Strage piazza Loggia, Tobagi: «Finalmente finisce l’impunità»

Benedetta Tobagi, scrittrice, giornalista, esperta di terrorismo e figlia del giornalista Walter ucciso nel 1980 da un commando di estrema sinistra, proprio il 28 maggio, legge la sentenza in un contesto di un cambio di passo dello Stato.
Cosa significa questa sentenza secondo lei nel contesto della storia del terrorismo in Italia?
«Si inquadra, come le altre importanti condanne intervenute negli ultimi anni nei processi le stragi di terrorismo di matrice neofascista, come momenti che hanno un grande valore storico. Dobbiamo ricordarci che in queste stragi, anche nella strage di Brescia, purtroppo si è avuta una lunghissima stagione di impunità dovuta a depistaggi e coperture. Questa sentenza ci dice, ancora una volta, che è finita l’impunità. E rafforza un quadro di conoscenze che a lungo è stato negato ai cittadini».
Con questa sentenza una verità giudiziaria certifica quella che è già una verità storica. L'Italia ne ha bisogno?
«Questi non sono solo fatti storico. Sono reati imprescrittibili. Stiamo parlando di stragi di civili innocenti. La conoscenza è importante e deve essere valorizzata anche dove non ci sono le condanne perché riguarda importanti abusi di potere che sono stati compiuti sotto la forma dei depistaggi . Ma il fatto giudiziario è fondamentale perché il dato che la giustizia penale continui faticosamente a fare il suo corso è decisivo per ribadire che la legge è uguale per tutti. Questo ha un significato. E lo abbiamo visto con la condanna di Maggi, che era anziano e ammalato, che non c’è stato accanimento, non ha fatto un giorno di carcere. Non c’è vendetta».

Come si legge una sentenza di condanna dopo quasi 51 anni in una Italia che è completamente cambiata?
«Questo pone delle domande. Io ho ben presente la città di Brescia raccolto attorno al presidente della Repubblica in occasione del 50esimo anniversario nel 2024. In quella circostanza non è venuta una parola dal mondo politico di destra rispetto al significato di una strage in cui era stato condannato Carlo Maria Maggi che oltre ad essere stato regista di Ordine Nuovo era stato candidato alle politiche del 1972. Sarebbe stato importante sentire una parola, non generica, ma specifica rispetto a questa ferita».
Per arrivare a questo risultato è stato determinante l'impegno costante dei familiari delle vittime.

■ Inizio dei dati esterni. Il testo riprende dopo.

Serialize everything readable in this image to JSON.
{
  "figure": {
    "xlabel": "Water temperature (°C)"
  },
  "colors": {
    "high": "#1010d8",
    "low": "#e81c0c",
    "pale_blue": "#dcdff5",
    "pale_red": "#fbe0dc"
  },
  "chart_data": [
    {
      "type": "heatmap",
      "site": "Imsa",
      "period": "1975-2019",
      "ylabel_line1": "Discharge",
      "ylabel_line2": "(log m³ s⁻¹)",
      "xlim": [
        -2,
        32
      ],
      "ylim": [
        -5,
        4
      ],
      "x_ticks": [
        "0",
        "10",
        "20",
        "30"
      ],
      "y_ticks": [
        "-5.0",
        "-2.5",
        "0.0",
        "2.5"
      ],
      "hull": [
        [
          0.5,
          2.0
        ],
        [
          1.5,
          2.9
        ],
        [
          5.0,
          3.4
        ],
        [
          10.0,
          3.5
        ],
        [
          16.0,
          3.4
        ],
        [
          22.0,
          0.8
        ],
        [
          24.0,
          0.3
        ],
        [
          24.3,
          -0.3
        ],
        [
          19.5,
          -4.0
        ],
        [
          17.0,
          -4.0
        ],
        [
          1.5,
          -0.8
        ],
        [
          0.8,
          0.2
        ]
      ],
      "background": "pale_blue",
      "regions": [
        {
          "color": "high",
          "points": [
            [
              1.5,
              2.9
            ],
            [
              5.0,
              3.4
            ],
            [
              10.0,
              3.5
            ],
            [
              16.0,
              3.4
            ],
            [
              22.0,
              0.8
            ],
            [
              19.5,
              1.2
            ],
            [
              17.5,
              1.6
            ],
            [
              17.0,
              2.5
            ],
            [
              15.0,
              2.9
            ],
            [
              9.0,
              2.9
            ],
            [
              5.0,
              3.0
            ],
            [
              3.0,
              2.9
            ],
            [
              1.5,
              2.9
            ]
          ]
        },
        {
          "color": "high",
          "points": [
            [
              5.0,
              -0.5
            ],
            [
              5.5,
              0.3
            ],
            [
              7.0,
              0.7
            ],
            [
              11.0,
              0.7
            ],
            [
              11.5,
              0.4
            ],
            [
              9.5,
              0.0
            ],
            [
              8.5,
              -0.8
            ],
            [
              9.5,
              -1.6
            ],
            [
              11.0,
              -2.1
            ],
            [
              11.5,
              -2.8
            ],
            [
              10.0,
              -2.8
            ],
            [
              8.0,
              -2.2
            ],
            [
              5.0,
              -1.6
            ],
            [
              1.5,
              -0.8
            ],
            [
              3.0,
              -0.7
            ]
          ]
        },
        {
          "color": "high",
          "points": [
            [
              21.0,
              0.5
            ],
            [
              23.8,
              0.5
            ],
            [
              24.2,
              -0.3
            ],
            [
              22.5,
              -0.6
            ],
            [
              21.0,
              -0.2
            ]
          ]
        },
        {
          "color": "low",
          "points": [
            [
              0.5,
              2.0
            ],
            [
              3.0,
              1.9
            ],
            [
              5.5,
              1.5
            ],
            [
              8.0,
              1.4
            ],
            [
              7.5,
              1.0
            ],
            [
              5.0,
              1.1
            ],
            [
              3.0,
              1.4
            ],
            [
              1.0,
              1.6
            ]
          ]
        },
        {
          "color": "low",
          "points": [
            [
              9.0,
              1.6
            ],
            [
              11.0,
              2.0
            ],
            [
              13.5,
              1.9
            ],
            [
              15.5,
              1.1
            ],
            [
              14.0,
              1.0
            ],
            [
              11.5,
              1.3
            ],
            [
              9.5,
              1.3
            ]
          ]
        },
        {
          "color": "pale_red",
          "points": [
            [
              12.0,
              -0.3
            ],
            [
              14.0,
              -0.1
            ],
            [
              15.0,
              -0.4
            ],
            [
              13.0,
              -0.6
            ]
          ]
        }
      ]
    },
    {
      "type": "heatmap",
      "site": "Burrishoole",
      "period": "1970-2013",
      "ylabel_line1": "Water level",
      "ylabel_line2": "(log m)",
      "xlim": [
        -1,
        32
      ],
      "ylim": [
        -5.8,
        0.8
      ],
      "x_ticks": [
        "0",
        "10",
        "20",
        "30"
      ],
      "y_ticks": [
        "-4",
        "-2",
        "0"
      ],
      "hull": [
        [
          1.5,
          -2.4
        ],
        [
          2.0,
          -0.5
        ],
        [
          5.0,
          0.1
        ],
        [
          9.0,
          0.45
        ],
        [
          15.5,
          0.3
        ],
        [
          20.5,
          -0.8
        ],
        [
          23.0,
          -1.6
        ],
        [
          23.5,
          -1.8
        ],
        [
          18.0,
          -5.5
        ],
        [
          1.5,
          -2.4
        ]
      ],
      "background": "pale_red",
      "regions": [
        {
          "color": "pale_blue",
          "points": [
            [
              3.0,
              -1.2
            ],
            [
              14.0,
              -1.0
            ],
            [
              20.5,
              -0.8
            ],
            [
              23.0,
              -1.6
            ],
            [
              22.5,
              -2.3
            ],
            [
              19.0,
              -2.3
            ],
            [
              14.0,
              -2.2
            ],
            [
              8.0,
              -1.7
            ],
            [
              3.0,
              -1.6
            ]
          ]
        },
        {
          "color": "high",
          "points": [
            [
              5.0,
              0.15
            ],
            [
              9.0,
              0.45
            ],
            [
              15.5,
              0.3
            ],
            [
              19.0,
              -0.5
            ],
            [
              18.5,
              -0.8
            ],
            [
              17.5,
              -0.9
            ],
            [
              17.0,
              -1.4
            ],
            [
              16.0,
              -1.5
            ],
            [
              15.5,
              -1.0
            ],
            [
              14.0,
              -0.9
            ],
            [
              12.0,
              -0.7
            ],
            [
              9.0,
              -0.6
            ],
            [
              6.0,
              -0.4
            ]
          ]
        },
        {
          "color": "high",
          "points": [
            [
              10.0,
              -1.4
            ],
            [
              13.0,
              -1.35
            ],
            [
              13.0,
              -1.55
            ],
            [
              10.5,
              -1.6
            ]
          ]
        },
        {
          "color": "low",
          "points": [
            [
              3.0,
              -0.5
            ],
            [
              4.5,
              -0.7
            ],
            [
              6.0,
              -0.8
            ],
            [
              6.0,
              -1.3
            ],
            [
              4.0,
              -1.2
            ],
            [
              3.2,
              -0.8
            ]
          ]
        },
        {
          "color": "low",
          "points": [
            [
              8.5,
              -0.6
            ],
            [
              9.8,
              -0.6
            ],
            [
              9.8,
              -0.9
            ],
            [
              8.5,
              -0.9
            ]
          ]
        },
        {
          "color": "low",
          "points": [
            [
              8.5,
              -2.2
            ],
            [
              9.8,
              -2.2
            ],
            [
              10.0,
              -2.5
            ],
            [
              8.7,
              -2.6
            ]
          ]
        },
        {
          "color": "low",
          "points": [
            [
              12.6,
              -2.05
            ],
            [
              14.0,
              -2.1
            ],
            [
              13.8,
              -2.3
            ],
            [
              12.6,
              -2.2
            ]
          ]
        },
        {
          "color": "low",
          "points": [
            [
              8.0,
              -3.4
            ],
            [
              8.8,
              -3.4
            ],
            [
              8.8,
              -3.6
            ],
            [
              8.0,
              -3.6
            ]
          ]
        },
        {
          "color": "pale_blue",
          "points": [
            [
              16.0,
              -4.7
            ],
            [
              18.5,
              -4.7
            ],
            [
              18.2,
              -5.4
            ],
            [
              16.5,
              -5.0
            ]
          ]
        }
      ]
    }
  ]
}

Era l'unica strada possibile?
«Le famiglie, insieme a tanti cittadini, si sono attivate in anni in cui il meccanismo dei depistaggi era ancora attivo in modo vigoroso. Bisogna ricordare che la pista di Ordine Nuovo avrebbe potuto essere presa dagli inquirenti già nell’agosto del 1974 se un generale non avesse mentito smentendo dei documenti che lui stesso aveva firmato. Io rispetto agli ultimi anni mi sento di dire che c’è stato un cambio di passo dello Stato.
Per Brescia abbiamo avuto un contributo della Cassazione che è stato determinante per arrivare alle condanne di Maggi e Tramonte, abbiamo avuto magistrati e operatori di polizia giudiziaria, che hanno dato contributi importantissimi. L’impegno di famiglie e cittadini è stato una costante, lo Stato, fortunatamente, ha mostrato a Brescia ma penso anche ai due processi di Bologna, che ci sono persone che hanno ritenuto che questa fosse una verità importante per tutti».